Apesar da secretividade original do documento, seu conteúdo emergiu publicamente após vazamentos recentes, o que reacendeu o debate sobre os rumos da política de defesa europeia e a relação da OTAN com Moscou.

O plano também detalha as dificuldades estruturais enfrentadas pela Alemanha para efetivar esse tipo de mobilização: rodovias e ferrovias desgastadas, pontes antigas e portos com capacidade limitada — elementos que poderiam comprometer o tempo e a eficiência da logística militar.

Para contornar esses problemas, há previsão de investimentos crescentes em infraestrutura dual — civil e militar — até 2029, com prioridade para ferrovias, estradas e modernização de portos, visando garantir mobilidade e resiliência.

Além disso, o plano sugere que, em caso de crise, estados federados e autoridades civis colaborem com as Forças Armadas, dispondo meios de transporte, armazenamento e fornecimento de suprimentos — uma espécie de “abordagem de sociedade toda” para defesa nacional.

Autoridades alemãs defendem que o objetivo do OPLAN DEU não é provocar uma guerra, mas garantir que a OTAN esteja pronta para responder caso a Rússia viole seus fronteiras ou ataque um país membro. O plano é apresentado como uma medida dissuasória.

Todavia, a revelação causou reações em Moscou. O governo russo e porta-vozes diplomáticos classificaram a divulgação como “propaganda e guerra de informação”, acusando Berlim de fomentar tensão e desconfiança.

Especialistas em segurança europeia afirmam que o documento reflete uma mudança profunda na postura alemã — de uma Alemanha pacifista pós-Segunda Guerra Mundial para um ator estratégico de retaguarda militar na Europa.

Críticos alertam para os riscos dessa escalada: transformar infraestrutura civil em artéria militar pode suscitar protestos domésticos, questionamentos sobre soberania e preocupações sobre os custos elevados do rearmamento e manutenção logística.

Há também o temor de que a militarização crescente da Alemanha provoque um efeito dominó na Europa, estimulando outros países a reforçarem seus próprios arsenais e planos de guerra — o que poderia aumentar o risco de uma crise continental.

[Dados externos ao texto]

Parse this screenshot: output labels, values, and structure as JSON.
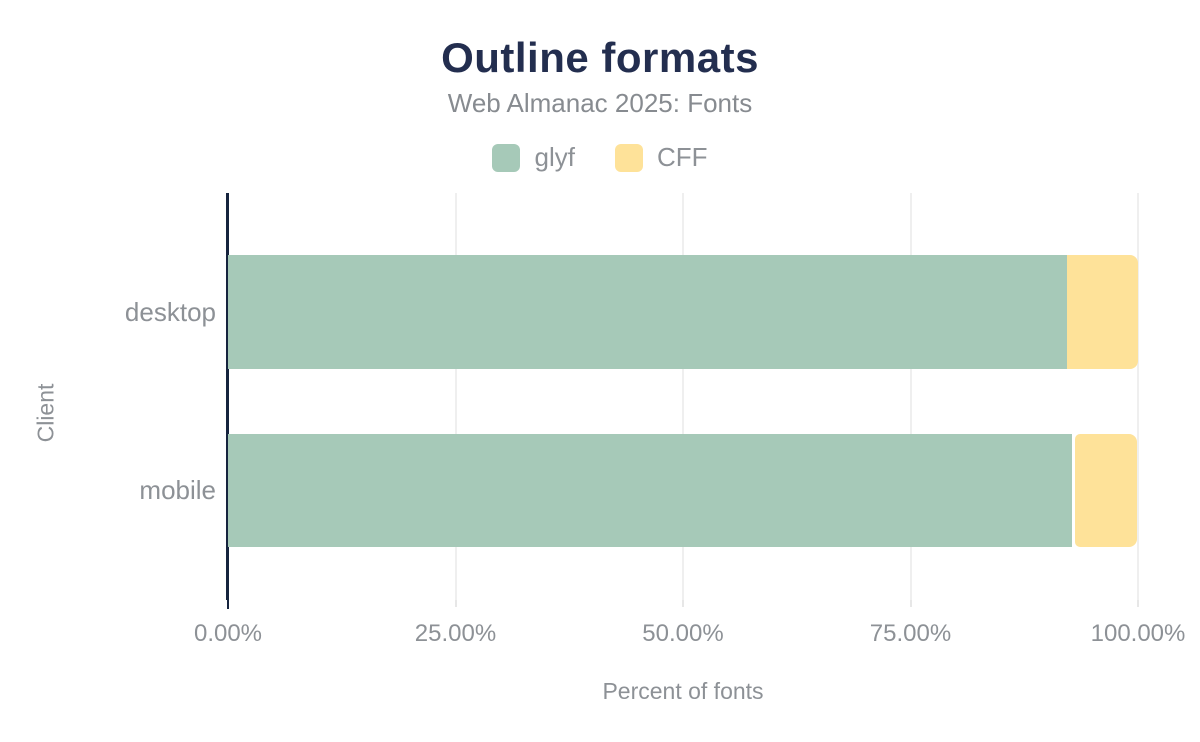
{
  "title": "Outline formats",
  "subtitle": "Web Almanac 2025: Fonts",
  "legend": {
    "items": [
      {
        "label": "glyf",
        "swatch_icon": "legend-swatch-icon",
        "color": "#a6c9b8"
      },
      {
        "label": "CFF",
        "swatch_icon": "legend-swatch-icon",
        "color": "#fee299"
      }
    ],
    "position": "top"
  },
  "chart_data": {
    "type": "bar",
    "orientation": "horizontal",
    "stacked": true,
    "title": "Outline formats",
    "subtitle": "Web Almanac 2025: Fonts",
    "categories": [
      "desktop",
      "mobile"
    ],
    "series": [
      {
        "name": "glyf",
        "color": "#a6c9b8",
        "values": [
          92.2,
          92.7
        ]
      },
      {
        "name": "CFF",
        "color": "#fee299",
        "values": [
          7.8,
          7.2
        ]
      }
    ],
    "xlabel": "Percent of fonts",
    "ylabel": "Client",
    "xlim": [
      0,
      100
    ],
    "x_tick_positions": [
      0,
      25,
      50,
      75,
      100
    ],
    "x_ticks": [
      "0.00%",
      "25.00%",
      "50.00%",
      "75.00%",
      "100.00%"
    ],
    "grid": true,
    "legend_position": "top"
  },
  "colors": {
    "title_navy": "#232e4f",
    "axis_navy": "#16243e",
    "text_gray": "#8d9196",
    "subtitle_gray": "#878b90",
    "gridline": "#efefef",
    "minor_tick": "#e7e7e7",
    "glyf_green": "#a6c9b8",
    "cff_yellow": "#fee299",
    "background": "#ffffff"
  }
}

Por outro lado, defensores do plano argumentam que, frente ao conflito em curso na Ucrânia e à postura agressiva da Rússia, a preparação antecipada é necessária para evitar surpresas e proteger a integridade territorial dos países da OTAN.

Enquanto o debate se acirra, a Alemanha avança com projetos de modernização de infraestrutura e mobilização civil-militar, ao mesmo tempo em que busca manter diálogo diplomático com Moscou, afirmando que o plano é estritamente defensivo.

A revelação do OPLAN DEU marca, possivelmente, o início de uma nova era para a política de defesa europeia — na qual a linha entre paz e guerra torna-se mais tênue, e a prontidão militar volta a ocupar lugar central no planejamento estratégico continental.